Texto e fotografia: Henrique Claudino
A minha avó costumava-me contar, com um sorriso discreto mas contagiante, que nesta terra só existiam dois tipos de pessoas “Os que bã e os que bêm do mar”. Na verdade os tempos mudam, as quilhas substituíram as velas e a resina a madeira, mas o mar e os jagozes são os mesmos. O nosso sangue continua a ser sal e a areia a nossa pele. É com este pensamento que saio de casa e enfrento o frio que o Sol nascente de Novembro traz. Com os pés descalços enterrados na lixa do skate, sinto o vento cortante a fluir com o meu cabelo enquanto desço a rua até ao miradouro da praia do Sul, onde me deparo com uma massiva floresta de escolas de surf.
– Bolas, são 7h! Como é que já há tantos bifes dentro de água?! – penso para os meus botões. Não devia falar tanto comigo próprio, qualquer dia enlouqueço.
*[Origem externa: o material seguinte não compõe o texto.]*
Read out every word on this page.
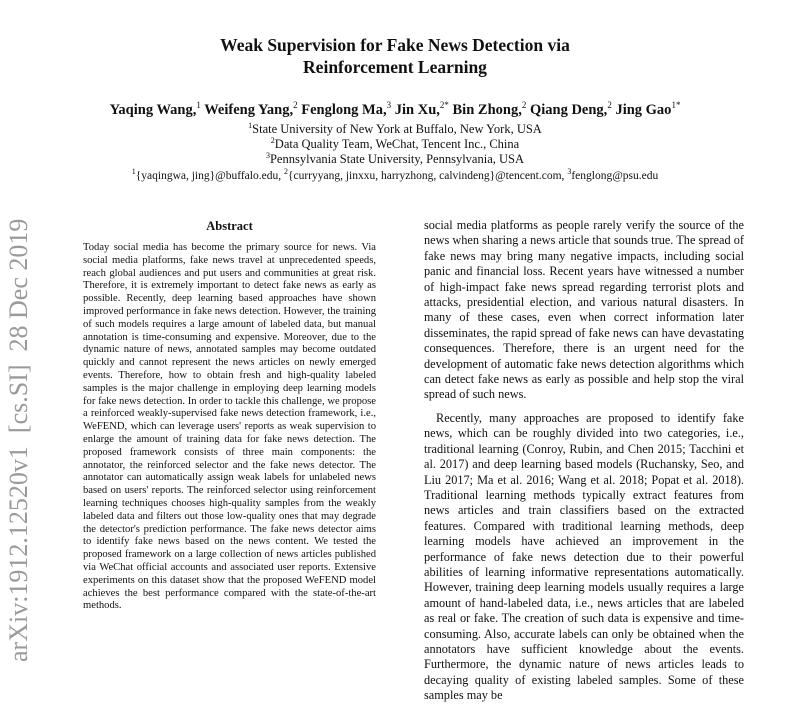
Weak Supervision for Fake News Detection via
Reinforcement Learning
Yaqing Wang,$^1$ Weifeng Yang,$^2$ Fenglong Ma,$^3$ Jin Xu,$^{2*}$ Bin Zhong,$^2$ Qiang Deng,$^2$ Jing Gao$^{1*}$
$^1$State University of New York at Buffalo, New York, USA
$^2$Data Quality Team, WeChat, Tencent Inc., China
$^3$Pennsylvania State University, Pennsylvania, USA
$^1${yaqingwa, jing}@buffalo.edu, $^2${curryyang, jinxxu, harryzhong, calvindeng}@tencent.com, $^3$fenglong@psu.edu
arXiv:1912.12520v1  [cs.SI]  28 Dec 2019	Abstract

Today social media has become the primary source for news. Via social media platforms, fake news travel at unprecedented speeds, reach global audiences and put users and communities at great risk. Therefore, it is extremely important to detect fake news as early as possible. Recently, deep learning based approaches have shown improved performance in fake news detection. However, the training of such models requires a large amount of labeled data, but manual annotation is time-consuming and expensive. Moreover, due to the dynamic nature of news, annotated samples may become outdated quickly and cannot represent the news articles on newly emerged events. Therefore, how to obtain fresh and high-quality labeled samples is the major challenge in employing deep learning models for fake news detection. In order to tackle this challenge, we propose a reinforced weakly-supervised fake news detection framework, i.e., WeFEND, which can leverage users' reports as weak supervision to enlarge the amount of training data for fake news detection. The proposed framework consists of three main components: the annotator, the reinforced selector and the fake news detector. The annotator can automatically assign weak labels for unlabeled news based on users' reports. The reinforced selector using reinforcement learning techniques chooses high-quality samples from the weakly labeled data and filters out those low-quality ones that may degrade the detector's prediction performance. The fake news detector aims to identify fake news based on the news content. We tested the proposed framework on a large collection of news articles published via WeChat official accounts and associated user reports. Extensive experiments on this dataset show that the proposed WeFEND model achieves the best performance compared with the state-of-the-art methods.

social media platforms as people rarely verify the source of the news when sharing a news article that sounds true. The spread of fake news may bring many negative impacts, including social panic and financial loss. Recent years have witnessed a number of high-impact fake news spread regarding terrorist plots and attacks, presidential election, and various natural disasters. In many of these cases, even when correct information later disseminates, the rapid spread of fake news can have devastating consequences. Therefore, there is an urgent need for the development of automatic fake news detection algorithms which can detect fake news as early as possible and help stop the viral spread of such news.

Recently, many approaches are proposed to identify fake news, which can be roughly divided into two categories, i.e., traditional learning (Conroy, Rubin, and Chen 2015; Tacchini et al. 2017) and deep learning based models (Ruchansky, Seo, and Liu 2017; Ma et al. 2016; Wang et al. 2018; Popat et al. 2018). Traditional learning methods typically extract features from news articles and train classifiers based on the extracted features. Compared with traditional learning methods, deep learning models have achieved an improvement in the performance of fake news detection due to their powerful abilities of learning informative representations automatically. However, training deep learning models usually requires a large amount of hand-labeled data, i.e., news articles that are labeled as real or fake. The creation of such data is expensive and time-consuming. Also, accurate labels can only be obtained when the annotators have sufficient knowledge about the events. Furthermore, the dynamic nature of news articles leads to decaying quality of existing labeled samples. Some of these samples may be
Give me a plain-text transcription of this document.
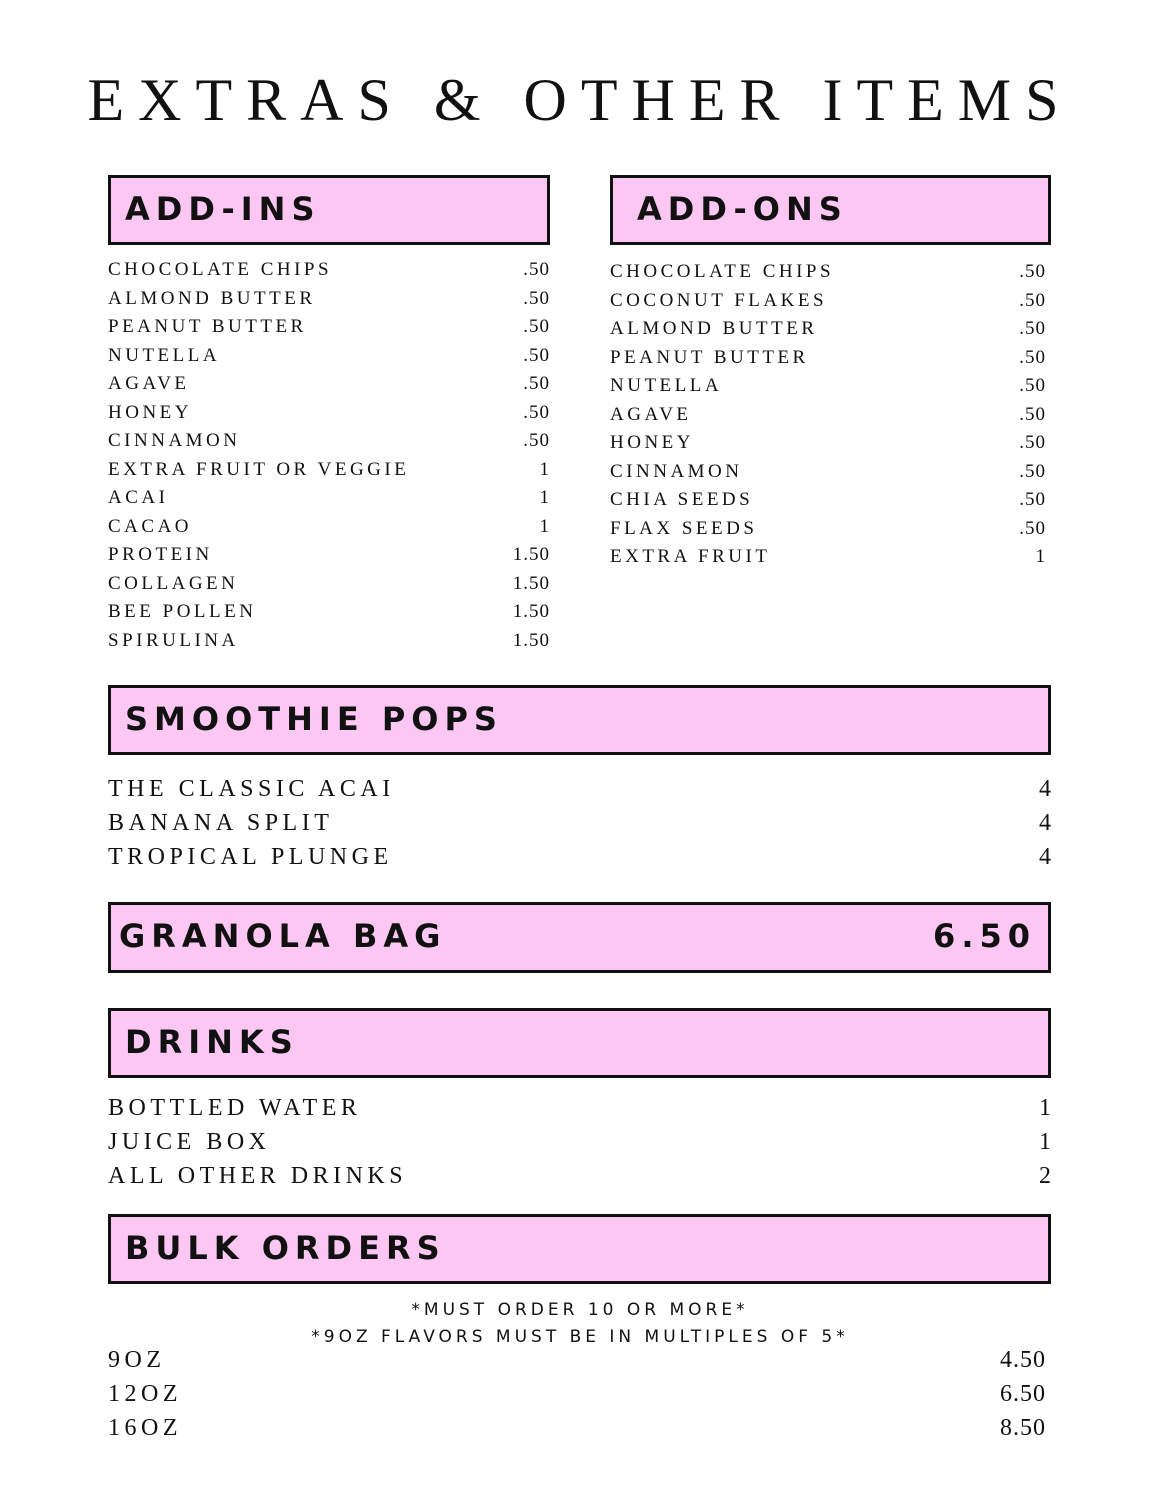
EXTRAS & OTHER ITEMS
ADD-INS	ADD-ONS
CHOCOLATE CHIPS	.50
ALMOND BUTTER	.50
PEANUT BUTTER	.50
NUTELLA	.50
AGAVE	.50
HONEY	.50
CINNAMON	.50
EXTRA FRUIT OR VEGGIE	1
ACAI	1
CACAO	1
PROTEIN	1.50
COLLAGEN	1.50
BEE POLLEN	1.50
SPIRULINA	1.50
CHOCOLATE CHIPS	.50
COCONUT FLAKES	.50
ALMOND BUTTER	.50
PEANUT BUTTER	.50
NUTELLA	.50
AGAVE	.50
HONEY	.50
CINNAMON	.50
CHIA SEEDS	.50
FLAX SEEDS	.50
EXTRA FRUIT	1
SMOOTHIE POPS
THE CLASSIC ACAI	4
BANANA SPLIT	4
TROPICAL PLUNGE	4
GRANOLA BAG	6.50
DRINKS
BOTTLED WATER	1
JUICE BOX	1
ALL OTHER DRINKS	2
BULK ORDERS
*MUST ORDER 10 OR MORE*
*9OZ FLAVORS MUST BE IN MULTIPLES OF 5*
9OZ	4.50
12OZ	6.50
16OZ	8.50
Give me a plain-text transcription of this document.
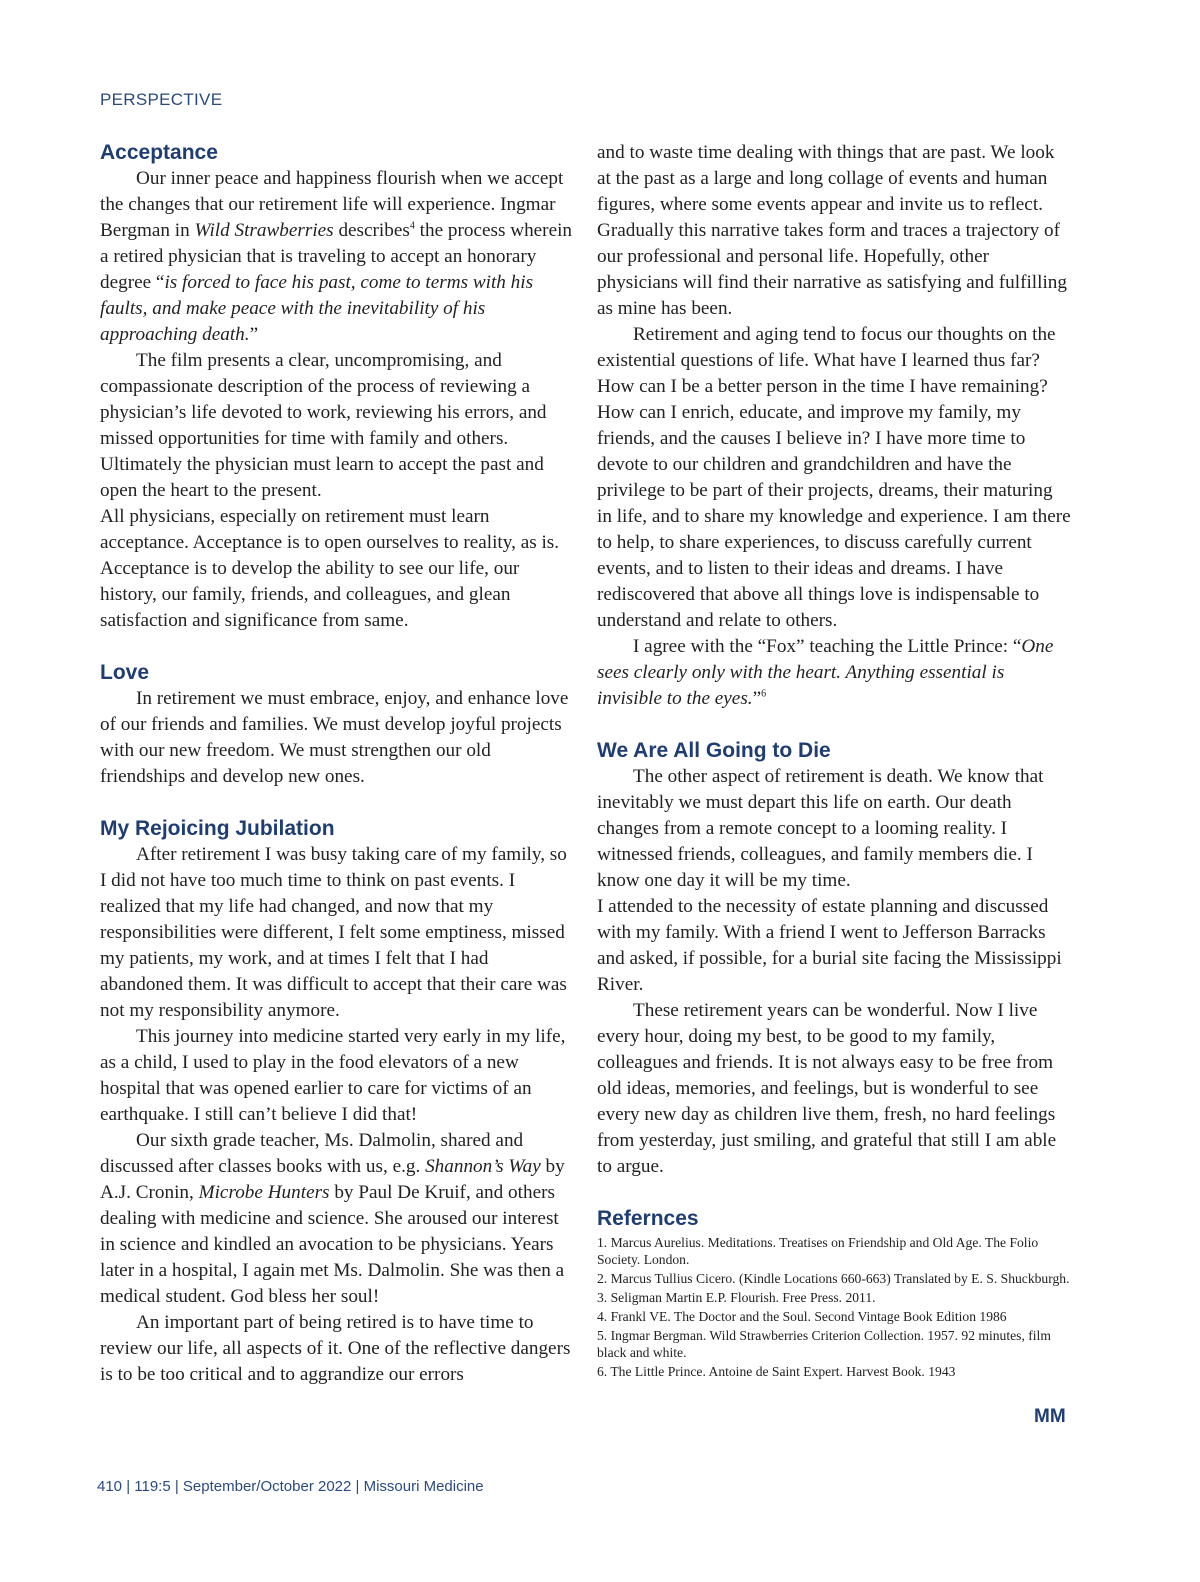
PERSPECTIVE
Acceptance

Our inner peace and happiness flourish when we accept the changes that our retirement life will experience. Ingmar Bergman in Wild Strawberries describes$^4$ the process wherein a retired physician that is traveling to accept an honorary degree “is forced to face his past, come to terms with his faults, and make peace with the inevitability of his approaching death.”

The film presents a clear, uncompromising, and compassionate description of the process of reviewing a physician’s life devoted to work, reviewing his errors, and missed opportunities for time with family and others. Ultimately the physician must learn to accept the past and open the heart to the present.

All physicians, especially on retirement must learn acceptance. Acceptance is to open ourselves to reality, as is. Acceptance is to develop the ability to see our life, our history, our family, friends, and colleagues, and glean satisfaction and significance from same.

Love

In retirement we must embrace, enjoy, and enhance love of our friends and families. We must develop joyful projects with our new freedom. We must strengthen our old friendships and develop new ones.

My Rejoicing Jubilation

After retirement I was busy taking care of my family, so I did not have too much time to think on past events. I realized that my life had changed, and now that my responsibilities were different, I felt some emptiness, missed my patients, my work, and at times I felt that I had abandoned them. It was difficult to accept that their care was not my responsibility anymore.

This journey into medicine started very early in my life, as a child, I used to play in the food elevators of a new hospital that was opened earlier to care for victims of an earthquake. I still can’t believe I did that!

Our sixth grade teacher, Ms. Dalmolin, shared and discussed after classes books with us, e.g. Shannon’s Way by A.J. Cronin, Microbe Hunters by Paul De Kruif, and others dealing with medicine and science. She aroused our interest in science and kindled an avocation to be physicians. Years later in a hospital, I again met Ms. Dalmolin. She was then a medical student. God bless her soul!

An important part of being retired is to have time to review our life, all aspects of it. One of the reflective dangers is to be too critical and to aggrandize our errors

and to waste time dealing with things that are past. We look at the past as a large and long collage of events and human figures, where some events appear and invite us to reflect. Gradually this narrative takes form and traces a trajectory of our professional and personal life. Hopefully, other physicians will find their narrative as satisfying and fulfilling as mine has been.

Retirement and aging tend to focus our thoughts on the existential questions of life. What have I learned thus far? How can I be a better person in the time I have remaining? How can I enrich, educate, and improve my family, my friends, and the causes I believe in? I have more time to devote to our children and grandchildren and have the privilege to be part of their projects, dreams, their maturing in life, and to share my knowledge and experience. I am there to help, to share experiences, to discuss carefully current events, and to listen to their ideas and dreams. I have rediscovered that above all things love is indispensable to understand and relate to others.

I agree with the “Fox” teaching the Little Prince: “One sees clearly only with the heart. Anything essential is invisible to the eyes.”$^6$

We Are All Going to Die

The other aspect of retirement is death. We know that inevitably we must depart this life on earth. Our death changes from a remote concept to a looming reality. I witnessed friends, colleagues, and family members die. I know one day it will be my time.

I attended to the necessity of estate planning and discussed with my family. With a friend I went to Jefferson Barracks and asked, if possible, for a burial site facing the Mississippi River.

These retirement years can be wonderful. Now I live every hour, doing my best, to be good to my family, colleagues and friends. It is not always easy to be free from old ideas, memories, and feelings, but is wonderful to see every new day as children live them, fresh, no hard feelings from yesterday, just smiling, and grateful that still I am able to argue.

Refernces
1. Marcus Aurelius. Meditations. Treatises on Friendship and Old Age. The Folio Society. London.
2. Marcus Tullius Cicero. (Kindle Locations 660-663) Translated by E. S. Shuckburgh.
3. Seligman Martin E.P. Flourish. Free Press. 2011.
4. Frankl VE. The Doctor and the Soul. Second Vintage Book Edition 1986
5. Ingmar Bergman. Wild Strawberries Criterion Collection. 1957. 92 minutes, film black and white.
6. The Little Prince. Antoine de Saint Expert. Harvest Book. 1943
MM
410 | 119:5 | September/October 2022 | Missouri Medicine
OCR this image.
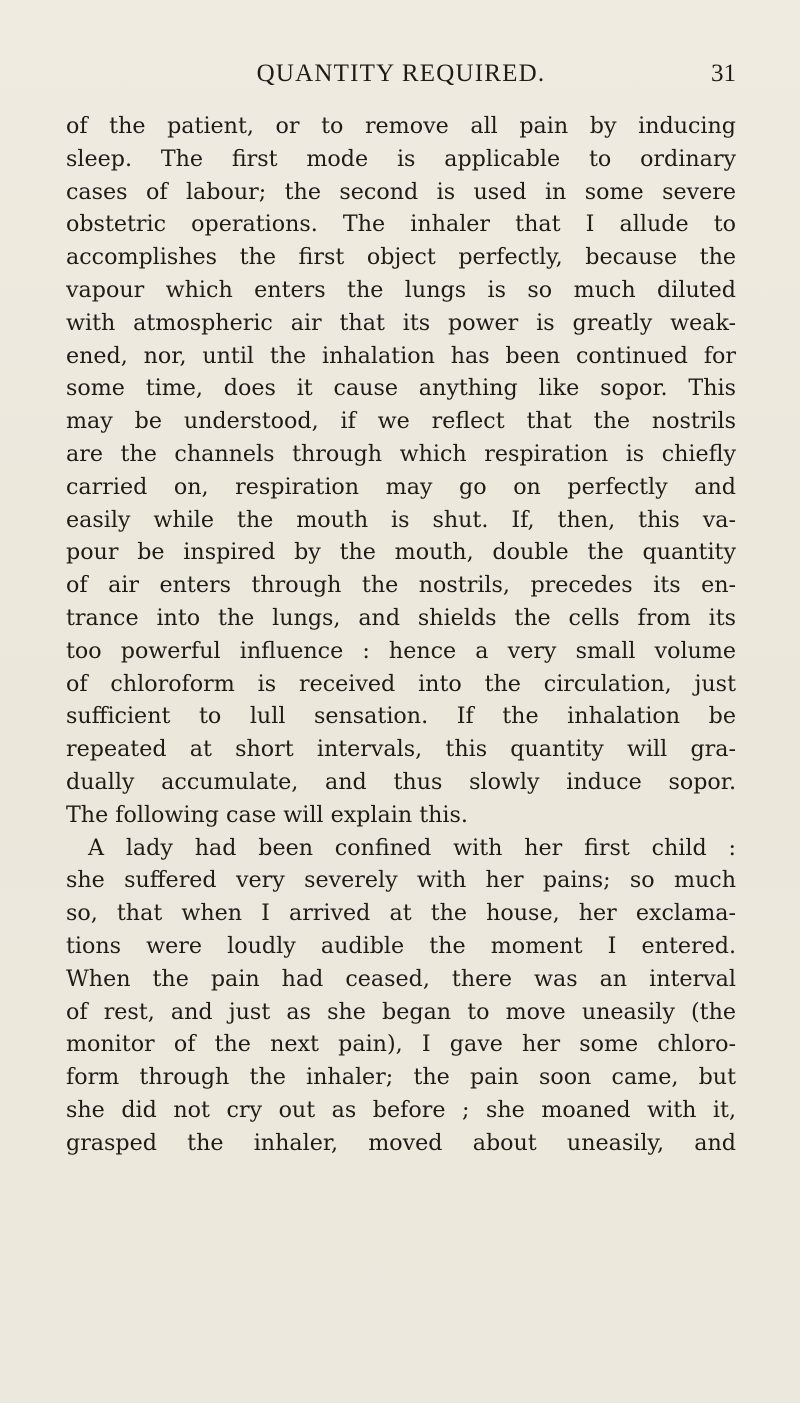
QUANTITY REQUIRED.	31
of the patient, or to remove all pain by inducing
sleep. The first mode is applicable to ordinary
cases of labour; the second is used in some severe
obstetric operations. The inhaler that I allude to
accomplishes the first object perfectly, because the
vapour which enters the lungs is so much diluted
with atmospheric air that its power is greatly weak-
ened, nor, until the inhalation has been continued for
some time, does it cause anything like sopor. This
may be understood, if we reflect that the nostrils
are the channels through which respiration is chiefly
carried on, respiration may go on perfectly and
easily while the mouth is shut. If, then, this va-
pour be inspired by the mouth, double the quantity
of air enters through the nostrils, precedes its en-
trance into the lungs, and shields the cells from its
too powerful influence : hence a very small volume
of chloroform is received into the circulation, just
sufficient to lull sensation. If the inhalation be
repeated at short intervals, this quantity will gra-
dually accumulate, and thus slowly induce sopor.
The following case will explain this.
A lady had been confined with her first child :
she suffered very severely with her pains; so much
so, that when I arrived at the house, her exclama-
tions were loudly audible the moment I entered.
When the pain had ceased, there was an interval
of rest, and just as she began to move uneasily (the
monitor of the next pain), I gave her some chloro-
form through the inhaler; the pain soon came, but
she did not cry out as before ; she moaned with it,
grasped the inhaler, moved about uneasily, and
Durante o clímax de cordas do “Ocean”, dos John Butler Trio, veio-me à memória um pico de surf para onde o meu pai me costumava levar a brincar enquanto ele partia a loiça toda numa esquerda incrivelmente comprida. Lembro-me até que construímos um espantalho com redes de pesca, paus e uma embalagem vazia de lixívia.
Era para os lados da Foz do Lizandro e, sem me aperceber, já tinha meio caminho feito. Confiando apenas em pequenos fragmentos de imagens, recordações e puro instinto percorro, de prancha no braço e Jack Johnson no ouvido, um caminho de terra batida isolado por vales e vales de pinheiros despidos pelo Outono. De repente o Sol vagueia por entre as nuvens e aloira o meu trilho, levando-me a um precipício pedregoso. Na vanguarda uma onda cada vez mais brava erguia-se perante as rochas. A manhã torna-se adulta e leva consigo as figuras sombrias produzidas pelas altas e puras árvores, facilitando a minha descida.
Dos raios tímidos de Sol nascem, nas nuvens, cidades vagabundas de vento e sonhos.
Tentando não pisar em alguma poça que possa fazer com que eu escorregue e mergulhe de cabeça contra um daqueles simpáticos rochedos, desço pé-ante-pé trocando a prancha de braço consoante a necessidade de me agarrar a algum ramo e através de umas escadas improvisadas por pescadores (assumo), até chegar ao nível do mar onde, sem demora, visto o fato e entro lá para dentro. As condições não estavam perfeitas, mas a vista solarenga da costa e a sensação de estar sozinho naquele refúgio de cabelos cristalinos são o suficiente para nascerem em mim calorosas asas e um sorriso parvo de orelha a orelha. Uma onda aproxima-se, remo para bombordo e sinto a prancha a deslizar. Depressa faço o take-off e arrasto os dedos pela água enquanto tento entubar. Num momento sinto-me a cair numa luminescência infantil e a desligar-me de todos os sentidos, como se naquele momento fosse tão leve que não existisse… Noutro, sinto a espuma feroz contra a minha testa e a sua força a enrolar-me pelos seus caracóis, quase a perder o fôlego impulsiono-me no fundo para chegar à superfície e fico a boiar durante algum tempo. Penso na fugacidade da vida e canto um velho ditado havaiano : “He Lei Poina ‘Ole Ke Keiki”.
Dos raios tímidos de Sol nascem, nas nuvens, cidades vagabundas de vento e sonhos. Tentam dominar o céu mas desmoronam-se, caem por terra na sua vaidade insolente.
A morna chuva cai ferozmente enquanto me baptiza novamente. Talvez tenha sido baptizado demasiadas vezes. Talvez seja inútil.
Vejo lá no alto uma onda a formar-se. Ganha tamanho enquanto consome a minha confiança. Tenho duas opções: remo em frente contra o cume de uma montanha prestes a desabar ou atiro-me de cabeça e rezo. Nunca fui uma pessoa devota à minha religião mas naquele momento existia algo em mim que exigia um pouco mais do que força de vontade. Dou três remadas na minha “Xanadu” até ser completamente controlado pela velocidade da onda. Levanto-me e depressa faço o bottom, sigo para cima e liberto o pé de trás para o cutback, sigo para a esquerda em zig-zag e atinjo o topo para fazer um floater, mas a rigidez dos meus músculos impede o fluir do estilo. Hesito e vou contra a espuma que me impulsiona até aos céus. Enquanto voo vejo um vulto em terra, sentado num pedregulho áspero e cinzento que depressa se extingue. A poucos e poucos esta terra vai-me levando ao abismo da insanidade.